You could take a walk.
He didn’t hear that voice again, he’d only heard it the once, but he remembered it and he found himself thinking about it. At first it seemed to be saying that he could step out of his life, that he could walk away from it and everything and everybody in it. But he’d done that, for God’s sake, walked out of one job and into another, out of one apartment and into another, out of one town and into another. Paddy McGuire’s was as good as any place he was likely to work, and tending bar was as good an occupation as he was likely to find for himself. It wasn’t what he’d had in mind when he went to college, but it was hard to remember what he might have had in mind, and he suspected none of them had been things he’d wanted, just things he’d thought he was supposed to want.
Roseburg wasn’t heaven, but neither was it hell. He had lived in Eugene and he could move back there. He’d never lived in Portland but he liked Portland and he could go there. But he couldn’t think of any reason to do that. He had lived, years ago, in California, and he had been born and raised in Ohio, but there was no reason to believe that his life would improve if he returned to either of those places.
There was no real reason even to believe it would be different. It was like the car. He could get a new car, or a newer old car, but he wouldn’t garage it or run it through a car wash regularly, and he’d forget to get the oil changed, and before too long he’d re-create the car he already had.
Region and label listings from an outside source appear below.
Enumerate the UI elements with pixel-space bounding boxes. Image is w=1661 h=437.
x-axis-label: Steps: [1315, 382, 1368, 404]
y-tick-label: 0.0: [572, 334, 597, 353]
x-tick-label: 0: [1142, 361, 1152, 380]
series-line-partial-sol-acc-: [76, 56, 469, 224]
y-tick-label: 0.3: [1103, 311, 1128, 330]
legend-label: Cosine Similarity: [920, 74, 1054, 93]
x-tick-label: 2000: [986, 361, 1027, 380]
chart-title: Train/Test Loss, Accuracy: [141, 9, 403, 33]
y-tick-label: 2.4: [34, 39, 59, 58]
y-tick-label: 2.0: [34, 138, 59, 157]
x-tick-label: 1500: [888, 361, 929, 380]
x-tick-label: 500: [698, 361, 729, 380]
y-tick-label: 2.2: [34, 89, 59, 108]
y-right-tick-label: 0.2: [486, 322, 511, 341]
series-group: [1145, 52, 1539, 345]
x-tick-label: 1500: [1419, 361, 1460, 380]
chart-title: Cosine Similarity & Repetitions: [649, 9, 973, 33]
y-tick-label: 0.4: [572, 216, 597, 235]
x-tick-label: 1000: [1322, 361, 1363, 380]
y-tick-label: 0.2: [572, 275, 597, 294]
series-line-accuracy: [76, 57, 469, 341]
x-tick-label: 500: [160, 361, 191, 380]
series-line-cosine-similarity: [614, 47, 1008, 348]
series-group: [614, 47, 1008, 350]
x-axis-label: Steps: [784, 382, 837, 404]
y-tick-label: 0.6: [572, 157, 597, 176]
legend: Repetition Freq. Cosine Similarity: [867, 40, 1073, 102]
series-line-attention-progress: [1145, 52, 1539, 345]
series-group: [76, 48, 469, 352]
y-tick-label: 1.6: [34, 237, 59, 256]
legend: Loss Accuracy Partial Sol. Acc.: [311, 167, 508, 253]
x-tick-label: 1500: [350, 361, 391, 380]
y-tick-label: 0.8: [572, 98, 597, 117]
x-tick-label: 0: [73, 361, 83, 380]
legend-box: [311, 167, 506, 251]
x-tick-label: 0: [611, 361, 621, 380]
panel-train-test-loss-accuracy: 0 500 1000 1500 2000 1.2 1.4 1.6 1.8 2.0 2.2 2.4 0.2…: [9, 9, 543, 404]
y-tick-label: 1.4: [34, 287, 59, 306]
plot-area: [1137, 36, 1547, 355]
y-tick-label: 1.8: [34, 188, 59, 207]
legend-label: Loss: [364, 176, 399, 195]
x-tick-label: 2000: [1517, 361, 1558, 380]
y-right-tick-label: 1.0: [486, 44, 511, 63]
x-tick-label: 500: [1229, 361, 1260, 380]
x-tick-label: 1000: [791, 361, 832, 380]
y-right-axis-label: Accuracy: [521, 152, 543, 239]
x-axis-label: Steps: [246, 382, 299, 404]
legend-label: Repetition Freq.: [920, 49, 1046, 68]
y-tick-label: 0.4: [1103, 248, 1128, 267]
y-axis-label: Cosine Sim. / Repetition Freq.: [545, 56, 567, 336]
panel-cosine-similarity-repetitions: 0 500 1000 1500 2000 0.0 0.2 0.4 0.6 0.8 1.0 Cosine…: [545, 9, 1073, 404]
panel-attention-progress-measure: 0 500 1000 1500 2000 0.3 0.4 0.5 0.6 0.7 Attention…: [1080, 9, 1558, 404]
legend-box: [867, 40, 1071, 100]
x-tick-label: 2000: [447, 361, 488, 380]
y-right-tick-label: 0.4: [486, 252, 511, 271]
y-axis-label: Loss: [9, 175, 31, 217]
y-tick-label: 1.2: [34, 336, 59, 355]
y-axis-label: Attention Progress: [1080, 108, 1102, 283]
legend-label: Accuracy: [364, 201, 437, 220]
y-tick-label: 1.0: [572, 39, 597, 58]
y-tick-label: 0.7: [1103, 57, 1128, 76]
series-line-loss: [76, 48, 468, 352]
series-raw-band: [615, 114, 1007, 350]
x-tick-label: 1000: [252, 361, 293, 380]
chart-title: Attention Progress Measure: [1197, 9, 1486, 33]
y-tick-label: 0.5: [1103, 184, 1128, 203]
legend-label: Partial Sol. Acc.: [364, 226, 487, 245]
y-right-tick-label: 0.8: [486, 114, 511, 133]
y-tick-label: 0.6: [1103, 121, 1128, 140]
Around eleven-thirty a girl at the end of the bar started finding excuses to chat with him, and an hour before closing she yawned theatrically and said she guessed she’d better be heading on home. She was looking for him to suggest she hang around until he closed the place, but he decided not to get the hint. “Well, I guess I’d better go,” she said finally, annoyed. Her hips rolled as she walked, perhaps to show him what he was missing.
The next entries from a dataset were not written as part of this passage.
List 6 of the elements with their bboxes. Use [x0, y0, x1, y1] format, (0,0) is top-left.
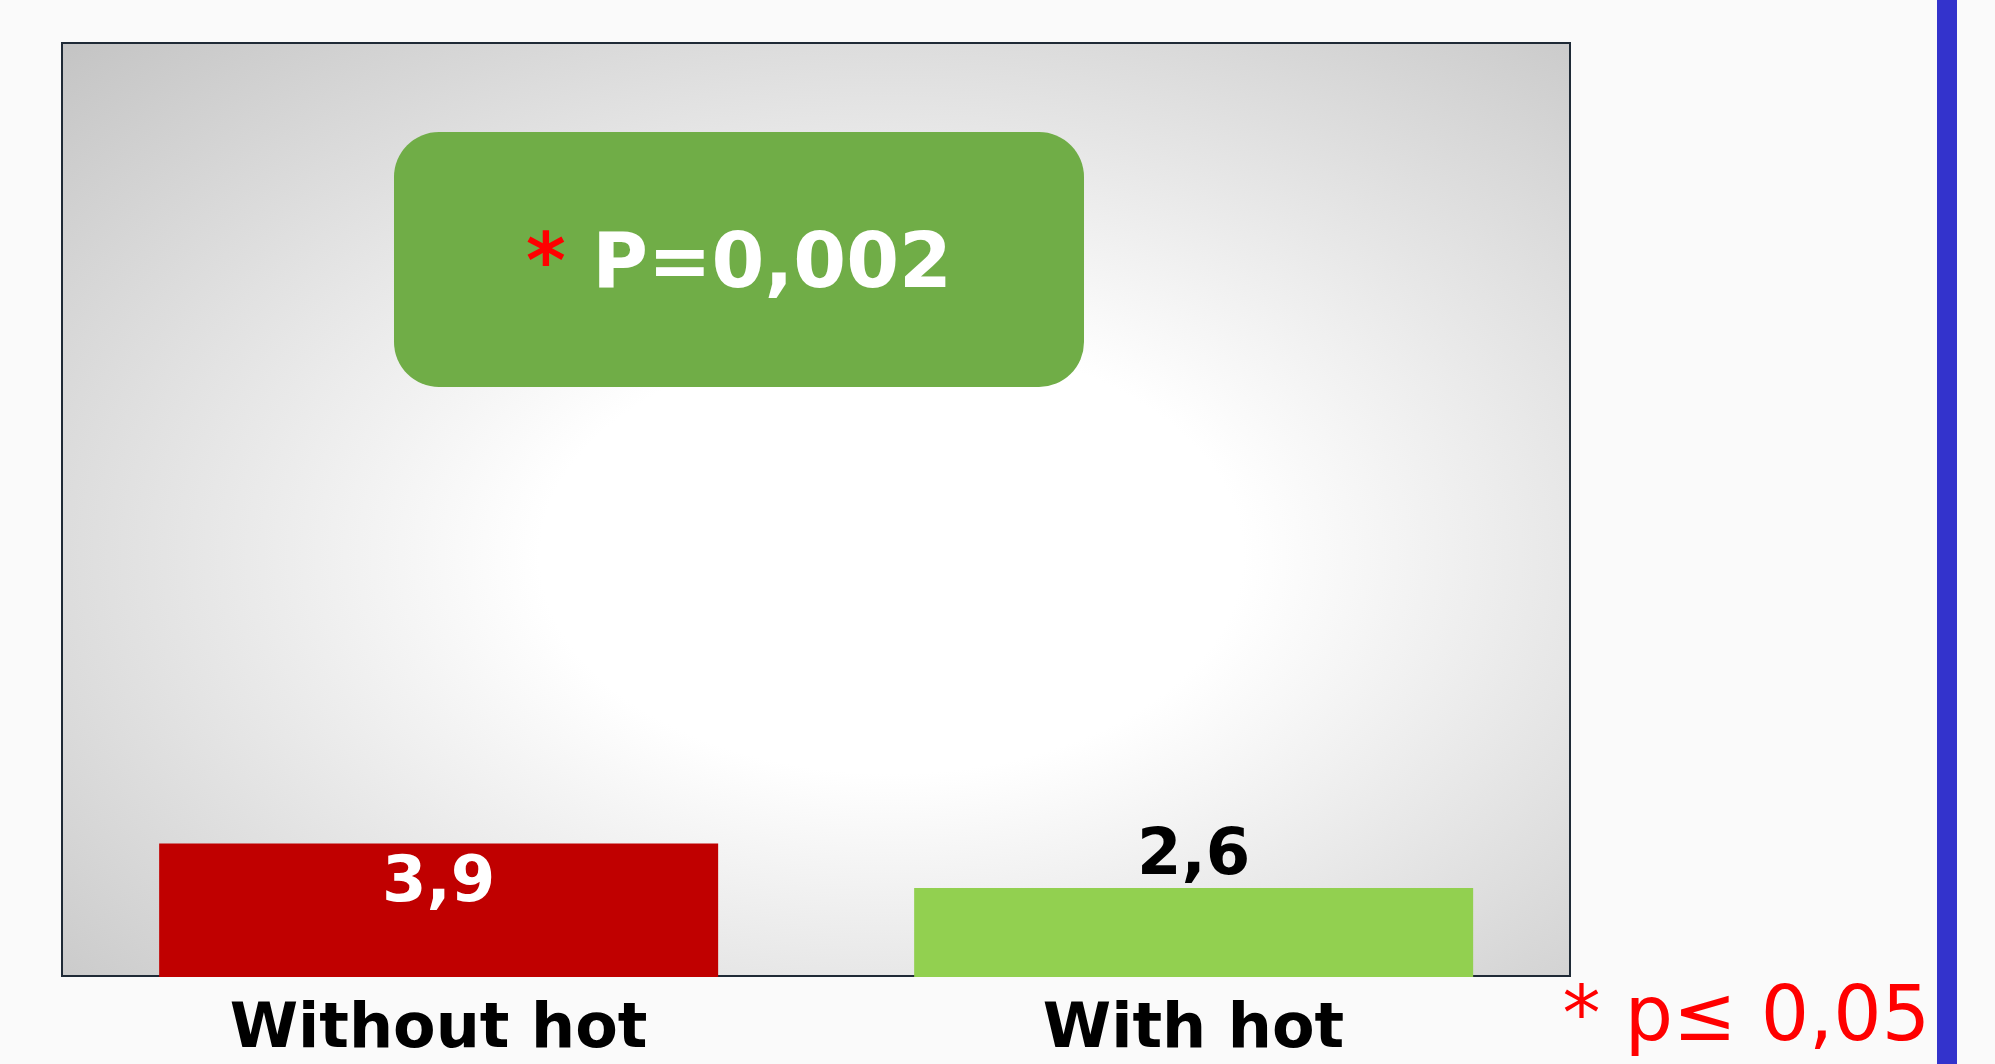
data-label: 2,6 — [1136, 814, 1251, 889]
x-tick-label: With hot — [1042, 989, 1345, 1063]
text: * P=0,002 — [526, 216, 952, 305]
annotation: * p≤ 0,05 — [1562, 969, 1930, 1058]
x-tick-label: Without hot — [229, 989, 648, 1063]
data-label: 3,9 — [381, 842, 496, 917]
He went home alone and went to bed sober. Lying there, waiting for sleep to come, he felt on the verge of something.
If there were dreams, he didn’t remember them. But when he woke the idea was simply there. He knew what he was going to do.
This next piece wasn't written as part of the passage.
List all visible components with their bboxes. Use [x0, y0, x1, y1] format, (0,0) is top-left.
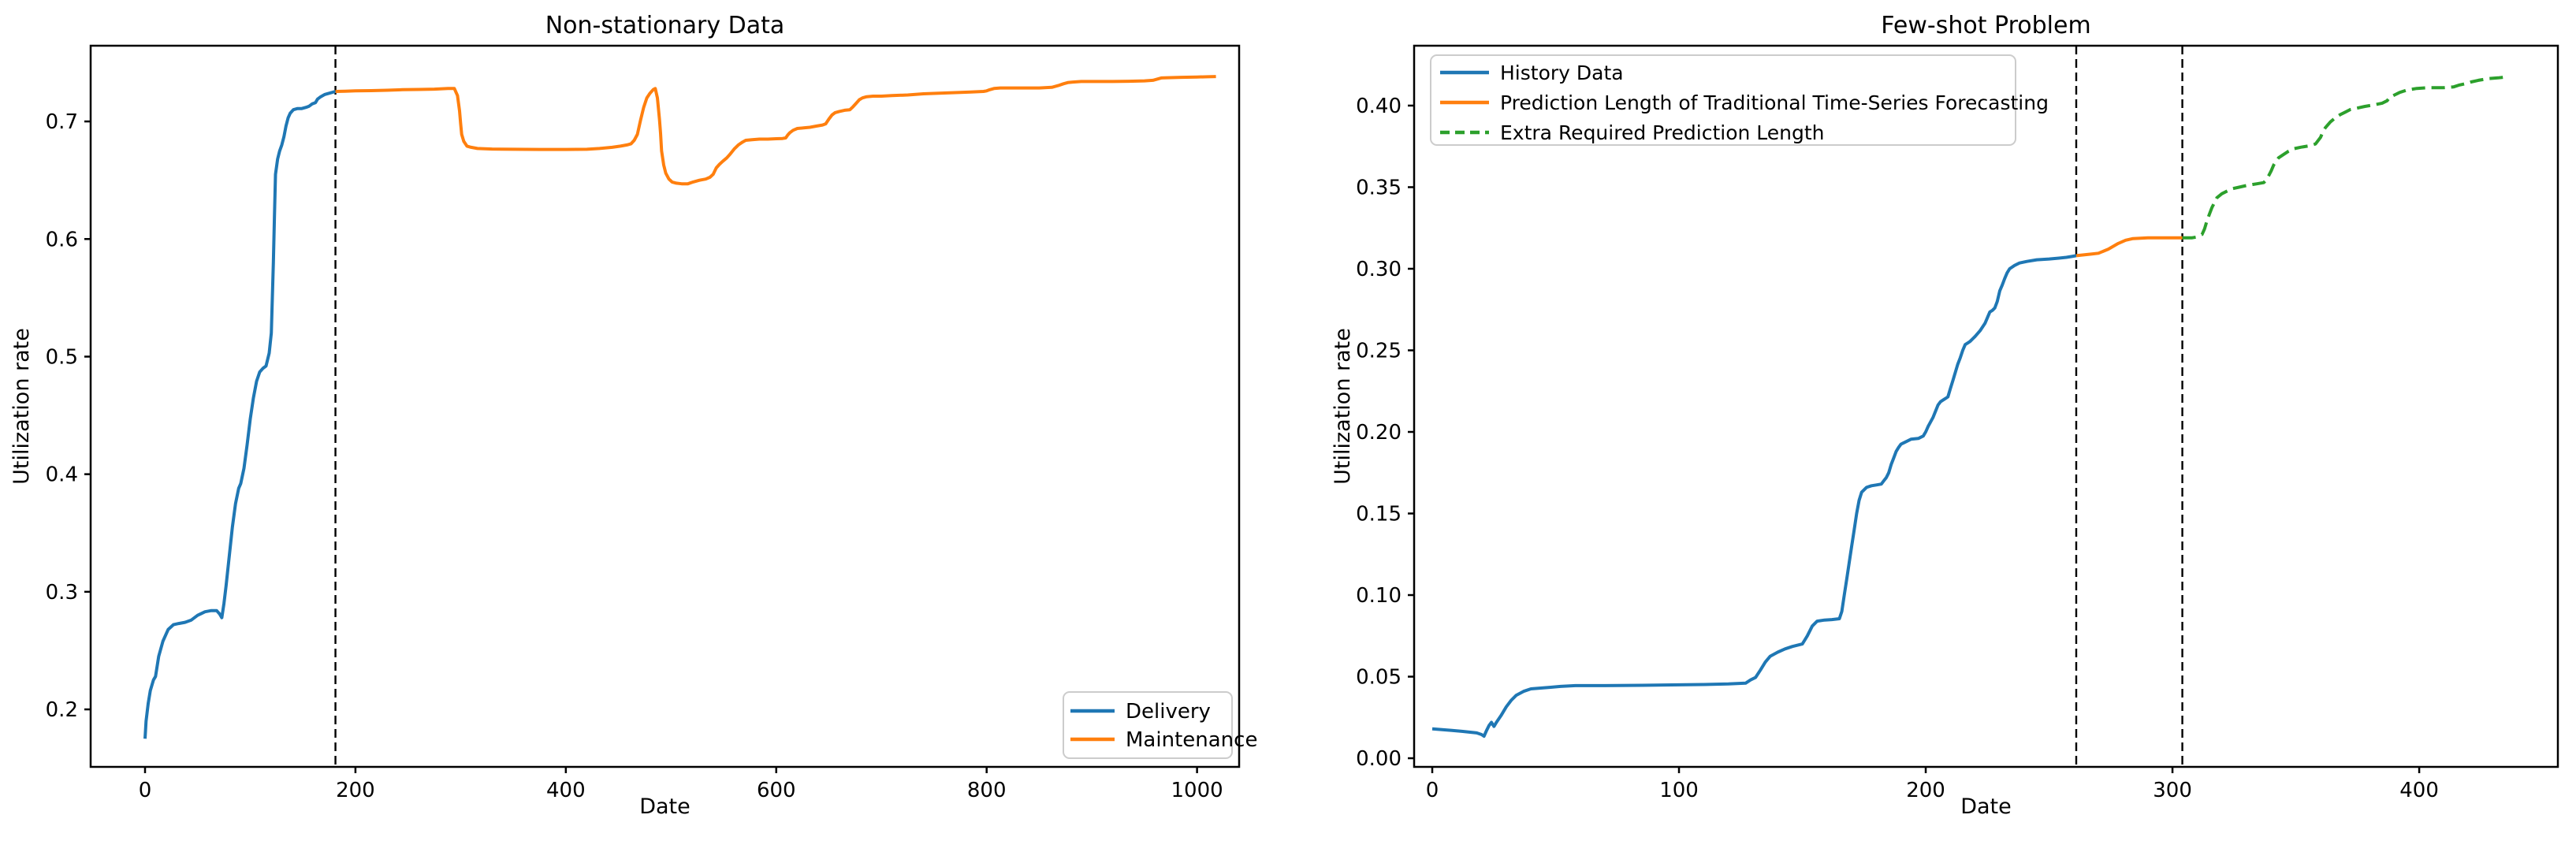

He gave it a day. He did a load of wash at the laundromat, found an old backpack on a high shelf in the closet. There was a state map in the Buick’s glove compartment. It had been there when he bought the car. He spread it out on his kitchen table and sat staring at it, then folded it and tucked it into the zippered compartment on the front of the backpack.
Not a very large backpack. He’d originally picked it up to use as a book bag at college, and he’d hardly used it since. Surprising he still owned it.
Sunday was his night off. He stayed home and watched Sixty Minutes and Murder, She Wrote and an early Woody Alien movie on cable. He felt keyed up and thought he wouldn’t be able to get to sleep, but he fell asleep early and woke up early, and awoke knowing that he hadn’t changed his mind, that he was really going to do it.
He went to his bank, drew all but ten dollars from his savings account, left enough in the checking account to cover the checks that hadn’t cleared yet. At a surplus store on Front Street he bought a nylon money belt and looked at hiking boots. He tried on a couple pairs but they were stiff and uncomfortable compared to his running shoes and he figured they’d take forever to break in.